チーム結成
「ふむ……何やら複雑な話があるようじゃな。
しかし……」
クレアがふと辺りを見渡すと、同じように時間制限で退出してきた学生達の視線が一斉にこちらに集まっていた。
「戦利品の話はまた後日って事にして。
とりあえず今は場所を移して話を聞こうよ」
ファモに促された一行はとりあえず部屋に荷物を置き、身綺麗にしてから学食で集まろうという事で落ち着いた。

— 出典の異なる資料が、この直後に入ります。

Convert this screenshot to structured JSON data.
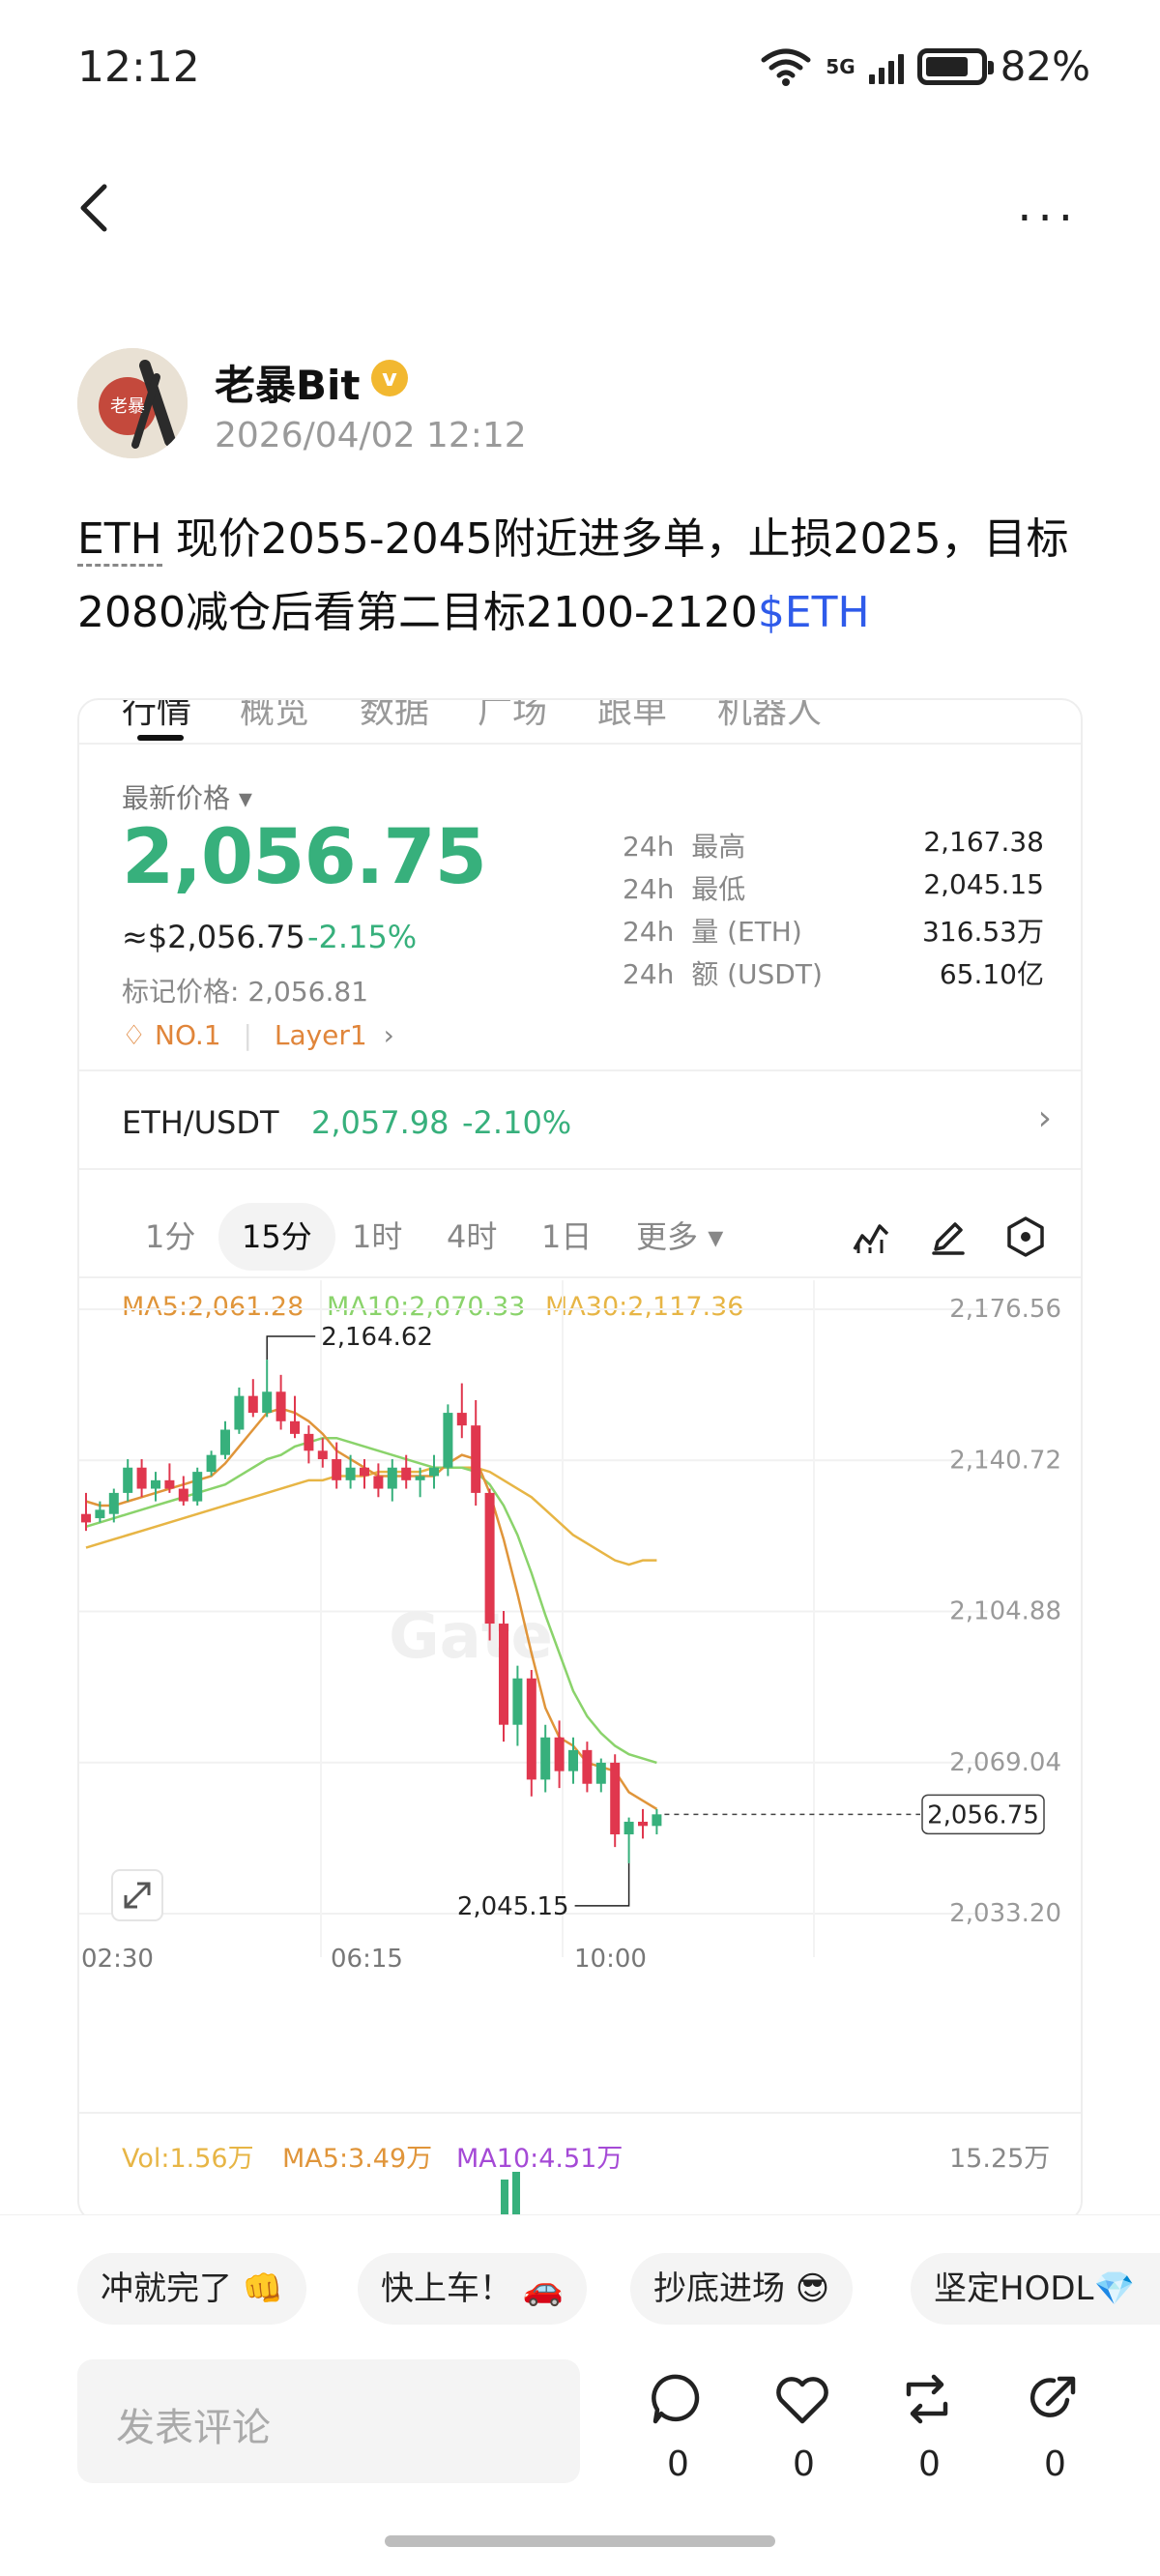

クレアと共に自室への道を歩くシゾンはずっと俯いていた。
「お姉ちゃん、私……」
「言いたい事があるのは分かる。
しかし、後で話し合う事になっておるのじゃから一先ずは身体を綺麗にして皆と集まってからじゃな」
「……うん」
部屋に着いた二人は装備を外してシャワーを浴び、制服に着替える。
身体が綺麗になった事で少し落ち着いたのか、シゾンの表情は少し柔らかいものへと変わっていた。
「少しは落ち着いたみたいじゃのう」
「うん……ダンジョンの中で頭が冷えたと思ってたけど全然冷静じゃなかったみたい」
「あの空間自体が非日常じゃからな。
何のトラブルがあったかはまだ聞かん。
じゃが、その中で立ち直ったと思ってもそれは勘違いの場合が多く次なるトラブルを招きかねん。
特にシゾンのように経験の浅い者はな」
「結構学んできたと思ったんだけどね」
「この期間でそれが学べるならば3年間も通う必要は無かろう。
その失敗も含めてこれから学んでいけば良い話じゃよ」
「……これらからも頼りにしていい?」
「勿論じゃよ」
こうして完全に元の調子を取り戻したシゾン。
学食後で合流後は、
「みんな、本当に心配かけてごめん!」
と全員に頭を下げることから始めた。
その後、デアンの話は全部が逆で自分が毒を受けて昏倒して守られていたこと。
そのせいで一階層も突破できなかった事を報告した。
「要らぬ世話だったみたいだな」
シゾンの様子にデアンが安堵したように呟く。
「元はお主が変に庇ったのも原因じゃからな。
ワシらはこれから一つのチームを組むのじゃ。
変な嘘や誤魔化しは無しじゃぞ」
「歳をとると余計なお節介を焼いてしまうものだな。
肝に銘じておくとしよう」
「それと変に自分を卑下したりも無しだからね。
デアンはもう私達の大事な仲間なんだから」
すっかり調子を取り戻したシゾンがそう言うとデアンはやや驚いた顔を見せる。
だが、直ぐに笑顔になると、
「それも肝に銘じておこう。
これからもよろしく頼む」
と頭を下げた。
こうして一つのチームを組んだ6人……ここから結束を固めた彼女達のダンジョン攻略は快進撃を見せる事になるのだった。